Iván Horváth : Après le e-book, le f-book

Nous considérons la gratuité des bibliothèques sur Internet comme étant une chose naturelle mais depuis peu, on trouve aussi parmi les éditeurs en ligne quelques uns mettant a la disposition des utilisateurs leurs produits en accès libre de droit. Quelqu'un rémunère le travail de l’écrivain et de l'éditeur mais ce n'est pas le consommateur. Un phénomène similaire existe sur le marché du logiciel : le code source de logiciels de grands noms (tels GNU/Linux, FreeBSD) est public et leur copie est autorisée.

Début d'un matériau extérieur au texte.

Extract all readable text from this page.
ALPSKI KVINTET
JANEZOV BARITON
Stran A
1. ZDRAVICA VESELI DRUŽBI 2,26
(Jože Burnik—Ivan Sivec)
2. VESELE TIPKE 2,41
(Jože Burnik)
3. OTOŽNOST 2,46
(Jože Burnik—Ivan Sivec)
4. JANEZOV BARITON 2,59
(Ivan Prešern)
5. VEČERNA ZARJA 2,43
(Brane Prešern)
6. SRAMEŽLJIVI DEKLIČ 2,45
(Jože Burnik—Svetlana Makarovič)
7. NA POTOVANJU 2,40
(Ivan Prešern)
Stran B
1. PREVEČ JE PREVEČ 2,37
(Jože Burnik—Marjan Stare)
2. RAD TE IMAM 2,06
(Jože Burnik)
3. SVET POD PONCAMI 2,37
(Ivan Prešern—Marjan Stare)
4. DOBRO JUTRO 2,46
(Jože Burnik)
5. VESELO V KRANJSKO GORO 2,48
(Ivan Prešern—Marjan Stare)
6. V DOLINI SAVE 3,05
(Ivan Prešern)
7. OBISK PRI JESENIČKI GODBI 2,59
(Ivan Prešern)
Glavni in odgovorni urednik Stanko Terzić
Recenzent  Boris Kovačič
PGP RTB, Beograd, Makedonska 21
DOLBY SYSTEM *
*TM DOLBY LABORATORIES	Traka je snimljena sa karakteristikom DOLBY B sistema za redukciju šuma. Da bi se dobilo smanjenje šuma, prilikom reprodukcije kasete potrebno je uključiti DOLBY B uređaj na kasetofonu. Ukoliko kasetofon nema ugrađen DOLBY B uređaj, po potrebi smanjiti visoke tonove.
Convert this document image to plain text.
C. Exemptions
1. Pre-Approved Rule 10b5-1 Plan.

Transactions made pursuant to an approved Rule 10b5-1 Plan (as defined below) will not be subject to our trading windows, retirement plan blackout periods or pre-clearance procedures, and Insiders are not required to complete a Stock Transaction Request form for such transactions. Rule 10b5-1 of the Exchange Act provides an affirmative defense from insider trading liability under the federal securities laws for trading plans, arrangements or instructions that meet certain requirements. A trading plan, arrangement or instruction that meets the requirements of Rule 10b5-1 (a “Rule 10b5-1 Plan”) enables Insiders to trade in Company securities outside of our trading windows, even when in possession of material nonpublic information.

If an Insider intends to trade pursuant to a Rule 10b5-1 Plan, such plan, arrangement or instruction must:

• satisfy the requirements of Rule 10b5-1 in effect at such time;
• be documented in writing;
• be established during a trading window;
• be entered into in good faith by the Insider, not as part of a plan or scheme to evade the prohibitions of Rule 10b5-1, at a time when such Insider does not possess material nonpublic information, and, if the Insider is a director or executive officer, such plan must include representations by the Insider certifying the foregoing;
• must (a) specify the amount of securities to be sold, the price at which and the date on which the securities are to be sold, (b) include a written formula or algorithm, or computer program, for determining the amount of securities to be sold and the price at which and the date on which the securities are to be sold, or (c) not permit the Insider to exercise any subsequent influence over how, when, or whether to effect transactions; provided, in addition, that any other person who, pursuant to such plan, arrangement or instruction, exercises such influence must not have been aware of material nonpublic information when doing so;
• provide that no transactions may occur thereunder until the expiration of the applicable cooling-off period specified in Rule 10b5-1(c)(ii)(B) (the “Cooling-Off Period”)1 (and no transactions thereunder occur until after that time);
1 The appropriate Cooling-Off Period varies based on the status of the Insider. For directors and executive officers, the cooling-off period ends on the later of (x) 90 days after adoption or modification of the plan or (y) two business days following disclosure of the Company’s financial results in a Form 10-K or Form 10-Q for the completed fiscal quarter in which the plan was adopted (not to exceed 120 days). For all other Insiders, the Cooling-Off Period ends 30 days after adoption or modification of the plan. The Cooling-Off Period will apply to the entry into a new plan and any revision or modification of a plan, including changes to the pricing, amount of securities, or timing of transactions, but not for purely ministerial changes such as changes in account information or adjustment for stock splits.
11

On peut imaginer que le nouveau millénaire offrira l'opportunité a l'édition spécialisée d'effectuer une mutation. Un nombre croissant de publications voient le jour, publications dont le financement et la consommation ne sont plus liés, a l'instar du commerce du livre mais, au contraire, dissociés, sur le modeler des bibliothèques. Tablant sur le prochain échec de l'onéreux « e-book », l'éditeur virtuel Gépeskönyv a fait l'acquisition durant l'été 2000 du nom de domaine « f-book.com » et l'a mis a la disposition de la nouvelle tendance. (« F-book means free book »). En 2001, l'École polytechnique du Massachusetts (M.I.T.) a instauré la gratuité de sa presse virtuelle. Un mouvement s'organise a l'encontre de certaines revues savantes qui ne sont pas disposées a rendre accessible sur la Toile tout au moins leurs anciens numéros. Un éditeur universitaire virtuel français est en instance de création et on peut présumer qu'il mettra ses ouvrages a la disposition du public en accès libre de droit.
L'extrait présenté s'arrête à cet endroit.